Unlike the pricier Porsche 928 or 944, this is a car that works as an everyday automobile, instead of one that’s going to spend days of every month in the shop. It has its limitations, especially in the rear. Your passengers only get as much legroom as you’re willing to provide, by cranking the driver’s seat to a vertical position and jamming it against the steering wheel. The cargo area under the liftback body style is good-sized, though, with a maximum of 12.8-cubic feet of space with the seat folded. The instrument panel has a lot going on, with buttons and lights everywhere, but the analog tach and speedometer layouts simple and easy to read. The steering column tilts and telescopes for optimal comfort. Seats are available in velour cloth and optional leather, with tons of adjustment, especially when you order the optional power seat.

Tech Level

8/ 10

Sports cars from this era really dialed up the technology, and the Supra was leading the charge. The optional Toyota Electronically Modulated Suspension (TEMS) included an onboard computer that dialed in suspension settings between Soft, Normal and Firm. The center stack features optional automatic climate control with a digital readout, and a standard AM/FM cassette player with six speakers, and a five-way acoustic tone control setting. Today, all of this sounds like basic technology, but for the day, it was impressive.


7/ 10

Three-point front and rear safety belts are the entirety of the safety equipment available on the Supra, which doesn’t sound like a lot. But consider this: the 1986 IROC Z28 still had lap belts for the rear passengers, with nothing even remotely resembling a headrest. None of the handful of complaints available on the National Highway Traffic Safety Administration (NHTSA) website are related to more than one vehicle each. There are no crash ratings for the 1986 Toyota Supra available, either from NHTSA or the Insurance Institute for Highway Safety (IIHS).


6/ 10

The Supra has a base MSRP of $17,990, a significantly expensive car for midway through the 1986 calendar year, and the sports coupe class is crowded with contenders. You could buy a base IROC Z with a 305-cubic-inch V-8 and save yourself more than six grand. But that’s not who was buying the Supra. The intended audience for this car was the same kind of new car buyer that would spend lavishly on a Nissan 300ZX, which was priced at $17,694, or a Porsche 944 at a breathtaking $22,950 Reagan-era dollars.

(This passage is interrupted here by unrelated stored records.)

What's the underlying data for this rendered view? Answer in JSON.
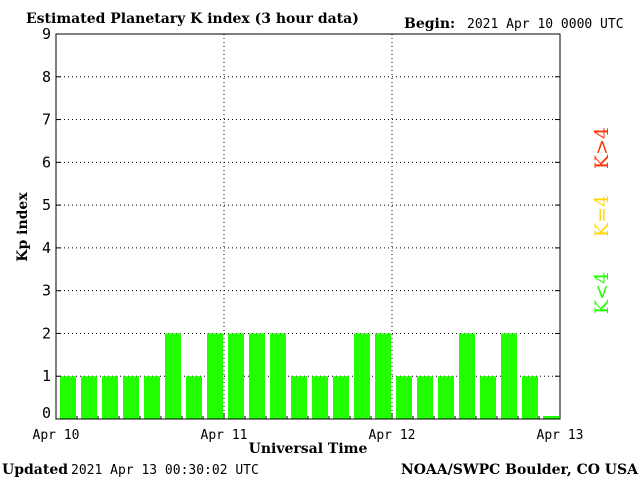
{
  "header": {
    "title": "Estimated Planetary K index (3 hour data)",
    "begin_label": "Begin:",
    "begin_value": "2021 Apr 10 0000 UTC"
  },
  "footer": {
    "updated_label": "Updated",
    "updated_value": "2021 Apr 13 00:30:02 UTC",
    "source": "NOAA/SWPC Boulder, CO USA"
  },
  "legend": {
    "high": "K>4",
    "equal": "K=4",
    "low": "K<4"
  },
  "colors": {
    "low": "#22ff00",
    "equal": "#ffd700",
    "high": "#ff3300",
    "axis": "#000000"
  },
  "chart_data": {
    "type": "bar",
    "title": "Estimated Planetary K index (3 hour data)",
    "xlabel": "Universal Time",
    "ylabel": "Kp index",
    "ylim": [
      0,
      9
    ],
    "y_ticks": [
      "0",
      "1",
      "2",
      "3",
      "4",
      "5",
      "6",
      "7",
      "8",
      "9"
    ],
    "x_ticks": [
      "Apr 10",
      "Apr 11",
      "Apr 12",
      "Apr 13"
    ],
    "grid": true,
    "interval_hours": 3,
    "values": [
      1,
      1,
      1,
      1,
      1,
      2,
      1,
      2,
      2,
      2,
      2,
      1,
      1,
      1,
      2,
      2,
      1,
      1,
      1,
      2,
      1,
      2,
      1,
      0.07
    ]
  }
}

So yes, this is one of the most expensive Japanese cars of its era, but it’s also a bargain compared to what Porsche was offering at the time. Fuel economy wasn’t great at 15 mpg city/20 mpg highway, but come on, if you cared that much about fuel economy, would you buy this car? A 1986 Supra—lacking the turbo that would transform the car just a year later – sells for reasonable money in 2021 dollars, anywhere between $6,00 and $12,000, but those values spike for cars that came just a year later.